NEW YORK (AP) — Target’s third-quarter profit fell as the retailer struggles to lure shoppers.
The Minneapolis company earlier this week said that it expects its sales slump to extend through the holiday shopping season.
The company also announced that it’s planning to invest another billion dollars next year to remodel stores, build new ones, increasing the total cost for the makeover to $5 billion.
Investors have punished Target’s stock recently, sending it down 43 percent in the past year.
Turning around the 19 percent profit slide in the most recent quarter is the latest challenge for incoming CEO Michael Fiddelke, a 20-year company veteran who is replacing CEO Brian Cornell in February.
The handover arrives as the retailer tries to reverse a persistent sales malaise and to revive its reputation as the place to go for affordable but stylish products.
Comparable sales — those from established physical stores and online channels — dipped 2.7 percent in its latest three-month period.
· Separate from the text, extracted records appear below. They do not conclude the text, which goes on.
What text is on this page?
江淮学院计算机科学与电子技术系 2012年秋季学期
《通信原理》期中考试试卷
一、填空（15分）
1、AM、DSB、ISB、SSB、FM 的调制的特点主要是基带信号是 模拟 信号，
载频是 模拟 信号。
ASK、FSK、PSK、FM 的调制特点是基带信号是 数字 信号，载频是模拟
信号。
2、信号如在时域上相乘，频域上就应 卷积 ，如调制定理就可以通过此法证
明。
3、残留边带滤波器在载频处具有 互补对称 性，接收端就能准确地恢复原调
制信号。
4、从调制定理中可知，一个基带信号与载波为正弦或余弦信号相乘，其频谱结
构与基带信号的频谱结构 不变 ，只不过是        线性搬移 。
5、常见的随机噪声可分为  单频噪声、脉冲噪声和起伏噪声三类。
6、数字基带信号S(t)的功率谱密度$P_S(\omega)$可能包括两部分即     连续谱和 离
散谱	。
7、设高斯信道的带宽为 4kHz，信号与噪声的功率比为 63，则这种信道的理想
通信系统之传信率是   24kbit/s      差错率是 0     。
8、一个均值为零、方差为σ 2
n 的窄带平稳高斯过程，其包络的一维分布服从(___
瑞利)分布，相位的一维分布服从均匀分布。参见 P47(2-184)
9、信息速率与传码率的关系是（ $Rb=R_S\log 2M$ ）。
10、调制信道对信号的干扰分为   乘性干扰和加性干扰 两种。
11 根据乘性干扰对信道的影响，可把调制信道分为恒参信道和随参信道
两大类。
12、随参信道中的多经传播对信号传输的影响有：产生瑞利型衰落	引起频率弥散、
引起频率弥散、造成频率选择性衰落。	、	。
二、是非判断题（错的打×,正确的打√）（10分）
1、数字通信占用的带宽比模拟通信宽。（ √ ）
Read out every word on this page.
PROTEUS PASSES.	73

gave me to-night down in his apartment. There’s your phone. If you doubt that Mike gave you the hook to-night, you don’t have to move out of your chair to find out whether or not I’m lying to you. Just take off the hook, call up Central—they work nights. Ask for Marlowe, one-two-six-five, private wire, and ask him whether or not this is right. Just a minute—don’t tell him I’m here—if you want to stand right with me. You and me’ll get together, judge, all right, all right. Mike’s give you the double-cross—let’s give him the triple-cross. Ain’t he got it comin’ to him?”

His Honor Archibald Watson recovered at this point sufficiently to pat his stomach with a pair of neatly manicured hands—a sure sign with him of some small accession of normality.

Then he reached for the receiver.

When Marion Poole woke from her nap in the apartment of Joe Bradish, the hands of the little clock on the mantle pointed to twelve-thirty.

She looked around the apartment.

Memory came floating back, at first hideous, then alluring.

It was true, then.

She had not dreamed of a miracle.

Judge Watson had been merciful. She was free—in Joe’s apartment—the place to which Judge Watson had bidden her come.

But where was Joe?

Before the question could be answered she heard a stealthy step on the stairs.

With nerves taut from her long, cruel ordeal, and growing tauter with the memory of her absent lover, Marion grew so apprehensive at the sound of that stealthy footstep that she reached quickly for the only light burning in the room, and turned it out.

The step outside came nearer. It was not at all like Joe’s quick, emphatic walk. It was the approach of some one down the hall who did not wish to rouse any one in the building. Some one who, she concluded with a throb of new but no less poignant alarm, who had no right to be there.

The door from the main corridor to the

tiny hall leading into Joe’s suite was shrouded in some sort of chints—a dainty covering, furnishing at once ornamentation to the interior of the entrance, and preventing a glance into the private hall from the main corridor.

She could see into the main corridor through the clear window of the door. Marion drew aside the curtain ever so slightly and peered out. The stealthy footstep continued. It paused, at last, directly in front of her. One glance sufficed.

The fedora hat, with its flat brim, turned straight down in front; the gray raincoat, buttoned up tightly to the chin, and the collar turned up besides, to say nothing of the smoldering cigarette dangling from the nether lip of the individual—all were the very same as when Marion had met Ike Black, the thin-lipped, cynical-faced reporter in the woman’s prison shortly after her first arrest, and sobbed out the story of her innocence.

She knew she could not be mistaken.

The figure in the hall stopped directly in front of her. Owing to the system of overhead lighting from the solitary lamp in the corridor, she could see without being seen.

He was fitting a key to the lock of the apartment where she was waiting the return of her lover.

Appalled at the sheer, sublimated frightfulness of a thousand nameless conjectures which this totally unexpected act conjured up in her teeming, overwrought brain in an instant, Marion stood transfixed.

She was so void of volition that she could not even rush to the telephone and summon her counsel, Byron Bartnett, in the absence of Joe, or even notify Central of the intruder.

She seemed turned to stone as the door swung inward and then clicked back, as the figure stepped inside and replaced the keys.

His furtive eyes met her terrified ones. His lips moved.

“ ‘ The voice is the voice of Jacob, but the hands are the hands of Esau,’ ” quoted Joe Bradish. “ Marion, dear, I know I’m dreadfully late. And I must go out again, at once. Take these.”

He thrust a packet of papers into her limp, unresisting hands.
That’s worse than the 1.9 percent drop in the previous quarter and the third straight quarterly decline.
Target’s troubles stand in contrast to rival Walmart, the nation’s largest retailer, which is thriving.
Target announced in October that it was eliminating about 1,800 corporate positions to streamline decision-making and accelerate company initiatives. The cuts represent about 8 percent of Target’s corporate workforce.
To boost sales, Target is offering more than 20,000 new items, twice as many as last year, and it has lowered prices on thousands of groceries and other essential items.
“The environment around us continues to evolve, whether it’s shifting consumer demand, changing competitor dynamics or broader macroeconomic pressures,” Fiddelke said on an earnings call this week. “But let me be clear. We are not waiting for conditions to improve. We are driving the change ourselves right now.”
With about 1,980 stores in the United States, Target has struggled to find its footing since inflation caused Americans to curtail much of their discretionary spending.
At the same time, Target customers have complained of messy stores lacking the budget-priced niche that long ago earned the retailer the nickname “Tarzhay.”
Consumer boycotts since late January, when Target joined rival Walmart and a number of other prominent American brands in scaling back its corporate diversity, equity and inclusion initiatives, have compounded the predicament.
Other, more recent, macro headwinds are buffeting the entire retail sector.
For almost a year, retailers have struggled to navigate President Donald Trump’s wide-ranging tariffs on imports and his immigration crackdown that threatened to shrink the supply of workers available to companies.
The recent 43-day federal shutdown is expected to be another drag on an economy.
Government contract awards have slowed and many food aid recipients have seen their benefits interrupted, both of which can cut into consumer spending at places such as Target.
Fiddelke said the company saw a weaker September but he said it was “tricky for us to isolate” the different factors behind that.
The retailer’s profit fell to $689 million in the three-month period ended Nov. 1, or $1.51 per share.
Adjusted per share results added up to $1.78.
That is better than the $1.71 that Wall Street was expecting, according to a poll by data firm FactSet, but
below the $1.85 per share the company earned in the same period last year.
Sales fell 1.5 percent to $25.27 billion, just shy of analyst projections.
Sales gains in food and beverages were offset by continued weakness in discretionary goods, with shoppers focused increasingly on buying essentials, even during the holidays.
For example, customers this year bought candy and costumes for Halloween, but spent less on decorations, said Rick Gomez, chief commercial officer for Target.
Gomez said he thinks they will make similar tradeoffs during the winter holiday season.
“We think the consumer will prioritize what goes under the tree versus what goes on the tree,” he said.
Target also this week announced a partnership with OpenAI that will allow users to browse Target items through the tech company’s app ChatGPT.
When customers are ready to buy, they’ll be directed to the Target app.
For the fourth quarter, Target expects that comparable sales will decline by low single digits.
For the full year, it now expects earnings per share to be in the $7 per share to $8 per share range, down from its earlier forecast of $7 to $9.